Kiki and Brattany tapped their wrists as if they were wearing watches, to let me know I should hurry. Sofes ran her fingers through her hair, checking the strands for split ends. Q and Beanpole, however, gazed at me with concern written all over their faces.
“Why are you here?” I asked, turn
ing around to face my father.
“I wanted to see your school,” he answered. “I’ve never been here before. It’s, uh…nice.”
He surveyed the library. I noticed he was wearing one of those stupid school name tags on his green shirt. The front office secretary must have made him stick it on after he showed some ID. His badge said, GROVER PARK MIDDLE SCHOOL VISITOR: MICHAEL ANDREW SAUNDERS.
That’s when I realized that his initials were M.A.S. My initials are M.A.S., too, my middle name being Alexandra. I wasn’t sure if I’d ever known that before.
“I gotta go,” I said, shaking my head. We shared the same initials? This was just way too much.
“Wait,” he replied, grabbing my arm. I lowered my eyes to the spot where his hand held on to me. He let go. “Can I ask you a question?”
“What?”
“Do we, you know…have a chance?”
Why did he have to do this now? I stared at my shoes, avoiding eye contact. It was a long time before I answered.
“I dunno.”
He waited for more. There was no more, that was it.
“But that’s not a no, is it?” he asked hopefully.
“It’s not a yes, either,” I said as I began to walk away.
“Wait,” he said, grabbing my arm again.
I sighed. “What?”
“Will you see me?”
He let go.
“Huh?”
“A specific time. A specific place. Can you make a definite commitment to that, like a date?”
A date? I felt my jaw clench. What to do, what to do?

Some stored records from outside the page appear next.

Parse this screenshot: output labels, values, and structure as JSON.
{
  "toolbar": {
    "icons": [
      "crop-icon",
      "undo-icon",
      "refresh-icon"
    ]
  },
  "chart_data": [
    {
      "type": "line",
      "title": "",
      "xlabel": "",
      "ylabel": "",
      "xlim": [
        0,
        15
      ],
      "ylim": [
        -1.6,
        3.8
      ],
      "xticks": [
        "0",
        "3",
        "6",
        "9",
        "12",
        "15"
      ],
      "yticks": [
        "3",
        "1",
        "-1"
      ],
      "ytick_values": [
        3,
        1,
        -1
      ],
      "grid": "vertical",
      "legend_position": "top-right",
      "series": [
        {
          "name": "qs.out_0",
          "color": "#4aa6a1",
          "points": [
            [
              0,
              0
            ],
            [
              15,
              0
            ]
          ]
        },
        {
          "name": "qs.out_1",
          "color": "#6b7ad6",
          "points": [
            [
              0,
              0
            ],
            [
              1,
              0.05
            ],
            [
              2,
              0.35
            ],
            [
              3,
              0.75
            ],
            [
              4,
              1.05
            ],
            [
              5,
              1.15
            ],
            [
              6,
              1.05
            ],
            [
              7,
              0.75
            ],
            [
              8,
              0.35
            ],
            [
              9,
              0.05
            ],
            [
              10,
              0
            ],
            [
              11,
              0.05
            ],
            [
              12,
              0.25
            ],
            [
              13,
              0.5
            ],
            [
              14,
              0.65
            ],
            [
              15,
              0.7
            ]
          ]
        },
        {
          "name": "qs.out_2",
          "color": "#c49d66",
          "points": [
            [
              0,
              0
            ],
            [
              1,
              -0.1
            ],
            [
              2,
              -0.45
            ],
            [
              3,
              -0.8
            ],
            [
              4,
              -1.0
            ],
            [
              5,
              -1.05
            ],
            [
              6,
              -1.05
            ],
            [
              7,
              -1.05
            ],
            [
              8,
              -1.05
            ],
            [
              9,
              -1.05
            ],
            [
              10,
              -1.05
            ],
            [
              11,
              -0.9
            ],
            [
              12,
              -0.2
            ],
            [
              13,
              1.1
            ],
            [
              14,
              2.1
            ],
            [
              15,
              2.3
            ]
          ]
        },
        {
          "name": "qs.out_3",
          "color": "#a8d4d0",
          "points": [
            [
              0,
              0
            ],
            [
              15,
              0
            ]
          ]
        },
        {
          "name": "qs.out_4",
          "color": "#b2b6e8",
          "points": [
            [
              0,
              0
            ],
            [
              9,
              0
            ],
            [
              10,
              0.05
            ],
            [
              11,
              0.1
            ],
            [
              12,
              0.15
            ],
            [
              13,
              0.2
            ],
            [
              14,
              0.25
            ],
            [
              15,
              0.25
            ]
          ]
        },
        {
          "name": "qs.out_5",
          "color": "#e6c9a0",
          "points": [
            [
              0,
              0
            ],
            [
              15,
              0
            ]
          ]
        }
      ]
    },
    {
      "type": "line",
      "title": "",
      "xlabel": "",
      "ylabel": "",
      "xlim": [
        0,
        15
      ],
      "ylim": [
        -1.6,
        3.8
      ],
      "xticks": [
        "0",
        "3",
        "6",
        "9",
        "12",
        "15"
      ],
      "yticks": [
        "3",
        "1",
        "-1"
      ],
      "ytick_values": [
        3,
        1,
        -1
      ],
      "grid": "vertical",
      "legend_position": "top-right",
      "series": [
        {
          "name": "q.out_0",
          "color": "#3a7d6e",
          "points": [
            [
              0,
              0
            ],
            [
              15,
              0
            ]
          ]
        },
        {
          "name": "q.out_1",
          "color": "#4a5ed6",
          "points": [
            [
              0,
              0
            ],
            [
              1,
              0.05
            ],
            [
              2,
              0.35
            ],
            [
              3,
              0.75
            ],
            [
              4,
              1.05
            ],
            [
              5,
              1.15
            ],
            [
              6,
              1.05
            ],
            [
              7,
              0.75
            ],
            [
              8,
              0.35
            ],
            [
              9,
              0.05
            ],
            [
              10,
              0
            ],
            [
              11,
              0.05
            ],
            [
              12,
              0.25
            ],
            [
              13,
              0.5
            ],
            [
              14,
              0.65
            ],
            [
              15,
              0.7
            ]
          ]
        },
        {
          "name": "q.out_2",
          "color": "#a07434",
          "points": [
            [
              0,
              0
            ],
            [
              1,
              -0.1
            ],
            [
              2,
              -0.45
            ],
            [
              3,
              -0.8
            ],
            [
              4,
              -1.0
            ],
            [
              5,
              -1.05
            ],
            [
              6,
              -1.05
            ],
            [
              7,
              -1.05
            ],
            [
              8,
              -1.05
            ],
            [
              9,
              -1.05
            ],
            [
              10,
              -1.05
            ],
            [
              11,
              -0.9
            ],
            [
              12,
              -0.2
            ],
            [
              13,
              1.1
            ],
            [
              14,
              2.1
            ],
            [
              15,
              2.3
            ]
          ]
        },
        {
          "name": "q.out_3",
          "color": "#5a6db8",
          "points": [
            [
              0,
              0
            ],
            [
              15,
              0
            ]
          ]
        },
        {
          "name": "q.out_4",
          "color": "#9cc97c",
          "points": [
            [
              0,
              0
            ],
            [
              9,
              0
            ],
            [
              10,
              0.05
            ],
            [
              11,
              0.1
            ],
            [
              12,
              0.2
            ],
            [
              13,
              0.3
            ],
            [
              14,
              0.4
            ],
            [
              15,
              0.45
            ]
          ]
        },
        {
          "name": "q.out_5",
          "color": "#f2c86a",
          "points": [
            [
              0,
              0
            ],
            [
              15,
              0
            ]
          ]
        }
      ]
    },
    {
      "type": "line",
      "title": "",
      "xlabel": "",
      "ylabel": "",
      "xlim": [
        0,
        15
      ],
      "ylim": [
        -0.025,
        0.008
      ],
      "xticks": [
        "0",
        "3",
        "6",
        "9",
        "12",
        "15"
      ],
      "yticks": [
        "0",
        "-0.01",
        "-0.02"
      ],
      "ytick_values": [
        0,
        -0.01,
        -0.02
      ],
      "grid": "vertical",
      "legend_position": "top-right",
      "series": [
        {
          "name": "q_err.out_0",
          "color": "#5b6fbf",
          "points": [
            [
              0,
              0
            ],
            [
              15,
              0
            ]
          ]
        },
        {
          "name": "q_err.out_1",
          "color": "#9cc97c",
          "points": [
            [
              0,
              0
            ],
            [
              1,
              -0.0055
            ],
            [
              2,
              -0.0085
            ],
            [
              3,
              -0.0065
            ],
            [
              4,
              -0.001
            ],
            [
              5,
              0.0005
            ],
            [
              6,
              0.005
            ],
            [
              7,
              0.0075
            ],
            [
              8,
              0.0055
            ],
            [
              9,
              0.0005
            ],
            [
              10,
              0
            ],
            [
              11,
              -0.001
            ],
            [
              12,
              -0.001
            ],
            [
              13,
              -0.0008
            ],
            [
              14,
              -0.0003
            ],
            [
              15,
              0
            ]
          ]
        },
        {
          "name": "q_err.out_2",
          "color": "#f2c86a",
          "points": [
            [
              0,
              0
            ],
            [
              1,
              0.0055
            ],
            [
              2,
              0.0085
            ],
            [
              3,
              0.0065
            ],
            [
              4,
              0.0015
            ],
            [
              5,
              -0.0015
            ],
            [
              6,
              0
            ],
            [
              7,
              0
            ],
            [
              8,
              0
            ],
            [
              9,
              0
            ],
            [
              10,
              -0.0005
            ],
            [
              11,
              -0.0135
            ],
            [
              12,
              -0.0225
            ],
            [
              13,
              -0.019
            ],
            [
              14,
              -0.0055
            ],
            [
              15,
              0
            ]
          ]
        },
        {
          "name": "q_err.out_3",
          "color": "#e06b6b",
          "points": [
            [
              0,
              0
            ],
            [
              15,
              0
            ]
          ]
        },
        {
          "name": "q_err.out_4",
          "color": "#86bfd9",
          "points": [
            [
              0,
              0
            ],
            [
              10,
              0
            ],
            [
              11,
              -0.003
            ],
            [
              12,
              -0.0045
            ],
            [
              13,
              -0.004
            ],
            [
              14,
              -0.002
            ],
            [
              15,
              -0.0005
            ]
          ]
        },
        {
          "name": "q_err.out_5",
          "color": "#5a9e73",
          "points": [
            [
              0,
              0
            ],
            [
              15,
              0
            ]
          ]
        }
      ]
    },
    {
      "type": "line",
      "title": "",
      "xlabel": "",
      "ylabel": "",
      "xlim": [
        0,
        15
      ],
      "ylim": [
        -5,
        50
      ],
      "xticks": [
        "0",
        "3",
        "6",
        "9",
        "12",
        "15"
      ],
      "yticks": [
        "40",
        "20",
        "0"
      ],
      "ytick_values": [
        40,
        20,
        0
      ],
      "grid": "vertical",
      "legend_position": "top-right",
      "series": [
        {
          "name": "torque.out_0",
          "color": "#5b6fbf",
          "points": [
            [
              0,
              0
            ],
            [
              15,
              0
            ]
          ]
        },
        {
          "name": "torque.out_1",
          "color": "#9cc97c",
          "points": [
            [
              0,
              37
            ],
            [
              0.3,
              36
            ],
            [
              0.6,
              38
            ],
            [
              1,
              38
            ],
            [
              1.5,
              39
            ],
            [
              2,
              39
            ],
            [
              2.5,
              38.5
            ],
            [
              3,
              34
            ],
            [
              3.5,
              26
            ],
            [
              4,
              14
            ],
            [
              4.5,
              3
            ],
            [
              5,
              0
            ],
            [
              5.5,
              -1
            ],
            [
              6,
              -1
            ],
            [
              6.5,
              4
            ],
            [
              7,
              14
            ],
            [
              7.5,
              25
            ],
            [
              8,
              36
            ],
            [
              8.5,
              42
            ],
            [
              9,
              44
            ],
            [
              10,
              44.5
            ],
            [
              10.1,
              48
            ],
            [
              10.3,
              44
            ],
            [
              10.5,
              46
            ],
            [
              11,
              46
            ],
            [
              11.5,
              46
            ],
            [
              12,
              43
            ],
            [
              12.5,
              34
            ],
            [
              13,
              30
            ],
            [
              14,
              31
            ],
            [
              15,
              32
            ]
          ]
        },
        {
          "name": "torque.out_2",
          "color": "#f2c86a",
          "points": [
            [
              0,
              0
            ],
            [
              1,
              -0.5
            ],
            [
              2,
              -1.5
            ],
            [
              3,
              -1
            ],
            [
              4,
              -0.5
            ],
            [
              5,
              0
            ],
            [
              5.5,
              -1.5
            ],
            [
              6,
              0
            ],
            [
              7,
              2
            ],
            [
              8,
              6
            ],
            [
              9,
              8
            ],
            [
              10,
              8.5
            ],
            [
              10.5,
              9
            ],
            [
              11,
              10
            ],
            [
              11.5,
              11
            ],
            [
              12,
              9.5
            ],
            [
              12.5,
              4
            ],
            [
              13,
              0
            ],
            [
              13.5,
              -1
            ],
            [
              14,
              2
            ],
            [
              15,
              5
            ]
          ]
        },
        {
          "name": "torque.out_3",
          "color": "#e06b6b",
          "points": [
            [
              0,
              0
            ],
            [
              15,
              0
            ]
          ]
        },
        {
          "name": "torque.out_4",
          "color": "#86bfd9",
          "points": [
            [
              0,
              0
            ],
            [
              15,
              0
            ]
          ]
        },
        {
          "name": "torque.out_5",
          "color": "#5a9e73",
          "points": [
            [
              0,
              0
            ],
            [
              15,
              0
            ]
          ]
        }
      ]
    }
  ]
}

I guess it was inevitable that it would one day come to this, even though I had really hoped it wouldn’t. I had grown up with a mom, not a dad. I loved my mom. Of course. But did I hate my dad? Not really. I’d just never really thought about him all that much. I’d never thought much about the fact that our family didn’t own a pet parakeet, either. I mean, when you don’t really have something in your life, you don’t really miss it; but when you get what you never had, are you supposed to be happy about it? Or sad that you are just now getting what you should have had all along?
This whole hole-filling thing of his confused me. And I didn’t want to find out if it would eventually make any sense, either.